Investment companies must provide regular, detailed information about how sustainability risks and opportunities are managed, at both the fund and organisational level. Information about sustainability features and approaches that is aimed at consumers should be easy to understand, while distributors and advisers must ensure such information is made available to their clients.
Investment funds that meet specific requirements relating to their ESG credentials can apply to use one of four new sustainability labels (see below). For funds that do not use one of the new labels but are marketed as having sustainability characteristics, there are obligations that providers have to meet in terms of sustainability disclosures.
The SDR applies in the first instance to UK-based funds. The FCA will be consulting on its approach to overseas funds.
Among the most important aspects of the SDR are the new system of labels for sustainability funds, as well as the rules that apply to ESG investments that do not use one of the labels.
The four labels are:
Sustainability Focus: These funds invest in assets that are clearly demonstrated to be environmentally or socially sustainable.
Sustainability Improvers: This applies to funds that invest in assets that have the potential to become more environmentally or socially sustainable over time.
Sustainability Impact: Such funds should aim to have a pre-defined and measurable positive impact on the environment or society.
Sustainability Mixed Goals: This applies to funds that meet two or more of the sustainability objectives linked to the other three labels.
Any fund that is given one of these labels must also meet a number of general criteria. For example, it must have a sustainability objective that is explicitly included in its investment objective, and at least 70% of the fund’s assets must be invested in line with this sustainability objective. Relevant key performance indicators (KPIs) should be identified to measure the fund’s progress towards its objective, and the fund manager should explain what action it will take if insufficient progress is made.

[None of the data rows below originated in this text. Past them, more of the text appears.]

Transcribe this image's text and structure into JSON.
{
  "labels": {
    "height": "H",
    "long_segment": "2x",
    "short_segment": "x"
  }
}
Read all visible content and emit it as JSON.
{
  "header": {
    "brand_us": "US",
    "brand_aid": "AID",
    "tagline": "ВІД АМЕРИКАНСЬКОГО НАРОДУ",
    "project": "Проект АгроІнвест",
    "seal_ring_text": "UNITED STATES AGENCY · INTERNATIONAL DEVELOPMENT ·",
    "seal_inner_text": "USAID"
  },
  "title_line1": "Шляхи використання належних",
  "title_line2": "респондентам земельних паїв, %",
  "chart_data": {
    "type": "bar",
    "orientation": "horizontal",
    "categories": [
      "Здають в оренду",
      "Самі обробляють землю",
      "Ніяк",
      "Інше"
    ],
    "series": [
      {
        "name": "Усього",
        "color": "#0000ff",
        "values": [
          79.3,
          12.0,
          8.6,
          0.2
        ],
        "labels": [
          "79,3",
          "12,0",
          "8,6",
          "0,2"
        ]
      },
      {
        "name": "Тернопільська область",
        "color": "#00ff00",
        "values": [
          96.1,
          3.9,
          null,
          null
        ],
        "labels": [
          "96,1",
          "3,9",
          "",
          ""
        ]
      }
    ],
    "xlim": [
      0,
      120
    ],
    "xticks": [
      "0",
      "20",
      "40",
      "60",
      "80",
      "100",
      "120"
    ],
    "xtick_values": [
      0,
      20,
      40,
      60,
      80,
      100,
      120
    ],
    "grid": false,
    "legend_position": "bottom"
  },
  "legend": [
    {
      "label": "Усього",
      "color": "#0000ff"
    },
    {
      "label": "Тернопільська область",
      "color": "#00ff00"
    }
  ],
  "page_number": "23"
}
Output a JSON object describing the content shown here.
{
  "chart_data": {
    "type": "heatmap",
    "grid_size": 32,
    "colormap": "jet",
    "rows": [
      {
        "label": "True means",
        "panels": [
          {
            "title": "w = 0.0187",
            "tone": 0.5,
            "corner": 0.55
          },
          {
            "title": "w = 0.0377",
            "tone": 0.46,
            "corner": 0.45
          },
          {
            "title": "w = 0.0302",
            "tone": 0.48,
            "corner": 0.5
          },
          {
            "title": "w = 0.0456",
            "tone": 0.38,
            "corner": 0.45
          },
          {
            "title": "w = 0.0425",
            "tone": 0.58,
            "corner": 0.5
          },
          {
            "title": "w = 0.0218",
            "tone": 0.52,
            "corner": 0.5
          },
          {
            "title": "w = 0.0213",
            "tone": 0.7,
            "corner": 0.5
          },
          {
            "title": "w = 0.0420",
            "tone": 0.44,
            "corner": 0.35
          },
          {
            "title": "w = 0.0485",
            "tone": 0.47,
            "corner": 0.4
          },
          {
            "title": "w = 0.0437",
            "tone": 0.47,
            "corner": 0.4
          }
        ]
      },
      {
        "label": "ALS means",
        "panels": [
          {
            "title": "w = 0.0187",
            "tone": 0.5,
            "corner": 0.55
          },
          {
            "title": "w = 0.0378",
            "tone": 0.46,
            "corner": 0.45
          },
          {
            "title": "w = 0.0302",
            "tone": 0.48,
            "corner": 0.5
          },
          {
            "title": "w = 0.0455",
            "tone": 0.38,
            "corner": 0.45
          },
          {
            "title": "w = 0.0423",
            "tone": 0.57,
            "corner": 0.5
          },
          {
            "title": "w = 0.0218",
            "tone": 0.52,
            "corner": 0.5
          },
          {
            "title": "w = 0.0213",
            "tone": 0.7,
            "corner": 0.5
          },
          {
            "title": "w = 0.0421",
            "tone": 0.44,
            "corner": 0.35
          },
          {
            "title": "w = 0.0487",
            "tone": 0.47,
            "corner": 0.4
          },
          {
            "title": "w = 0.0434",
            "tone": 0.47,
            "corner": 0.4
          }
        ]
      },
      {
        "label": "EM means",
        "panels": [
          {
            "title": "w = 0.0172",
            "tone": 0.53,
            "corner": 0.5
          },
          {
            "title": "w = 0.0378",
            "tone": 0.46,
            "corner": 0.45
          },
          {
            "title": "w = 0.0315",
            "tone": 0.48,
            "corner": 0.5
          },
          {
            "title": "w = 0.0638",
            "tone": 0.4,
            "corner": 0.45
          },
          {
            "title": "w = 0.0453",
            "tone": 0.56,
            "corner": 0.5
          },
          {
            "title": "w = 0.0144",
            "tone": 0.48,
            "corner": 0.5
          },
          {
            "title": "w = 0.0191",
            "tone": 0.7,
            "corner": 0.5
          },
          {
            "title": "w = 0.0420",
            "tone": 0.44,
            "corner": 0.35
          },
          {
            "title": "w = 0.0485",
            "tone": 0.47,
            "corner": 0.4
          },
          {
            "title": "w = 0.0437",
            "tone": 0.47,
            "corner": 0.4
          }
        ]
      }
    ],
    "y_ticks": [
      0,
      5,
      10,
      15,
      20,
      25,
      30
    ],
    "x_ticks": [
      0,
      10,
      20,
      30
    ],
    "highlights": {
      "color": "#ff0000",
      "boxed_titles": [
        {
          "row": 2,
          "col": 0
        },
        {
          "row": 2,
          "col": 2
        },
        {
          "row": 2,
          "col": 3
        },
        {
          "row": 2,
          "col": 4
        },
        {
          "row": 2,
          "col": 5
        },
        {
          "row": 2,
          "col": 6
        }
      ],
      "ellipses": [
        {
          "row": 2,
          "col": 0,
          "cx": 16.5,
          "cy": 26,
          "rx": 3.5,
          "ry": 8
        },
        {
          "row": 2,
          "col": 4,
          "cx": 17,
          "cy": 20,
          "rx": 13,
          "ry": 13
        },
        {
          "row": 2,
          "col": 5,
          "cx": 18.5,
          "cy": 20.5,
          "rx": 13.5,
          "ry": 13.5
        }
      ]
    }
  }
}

The label system is voluntary and it is up to the fund manager to determine whether to apply for a label. Funds that are not covered by one of the four labels may still maintain some form of ESG-related goals, but they cannot use terms related to sustainability in their names and marketing material. Unlabelled funds must meet certain FCA requirements in terms of sustainability disclosures, and they are required to also publish a statement explaining why they have opted not to use one of the four labels.
The FCA published the SDR framework in November 2023, with the measures being introduced gradually in 2024 and beyond.
31 May 2024: Anti-greenwashing rule applies to all FCA-authorised firms.
31 July 2024: Investment managers can begin to use sustainability labels.
2 December 2024: Rules on naming and marketing come into effect. Notices on overseas funds stating they are not subject to the SDR should be added from this date. A temporary extension is available to funds that use sustainability-related terms in their name and have applied for a label by 1 October 2024. These funds have until 2 April 2025 to comply.
31 July 2025: Funds that use a sustainability label to publish first annual reports from this date.
2 December 2025: Large asset managers (defined as those with above £50 billion in assets under management (AUM)) must make entity-level disclosures relating to sustainability.
2 December 2026: Entity-level disclosure requirements extended to firms with more than £5 billion AUM.
As FCA-authorised firms, advisers are subject to the SDR’s anti-greenwashing rule and are also required to provide any relevant fund-level sustainability information to clients. Advisers and other distributors are required to include a notice on overseas investment products explaining that they are currently exempt from the UK’s SDR.
However, it should be noted that the FCA’s expectations for advisers remain a work in progress, particularly in relation to how sustainability is considered when providing investment advice and assessing suitability. Further guidance in this area is expected to be provided in due course.
The SDR does not as yet apply to portfolio management services. The FCA has consulted on the most suitable approach to take in this area, and its proposals are expected to be published at some point in the second quarter of 2025.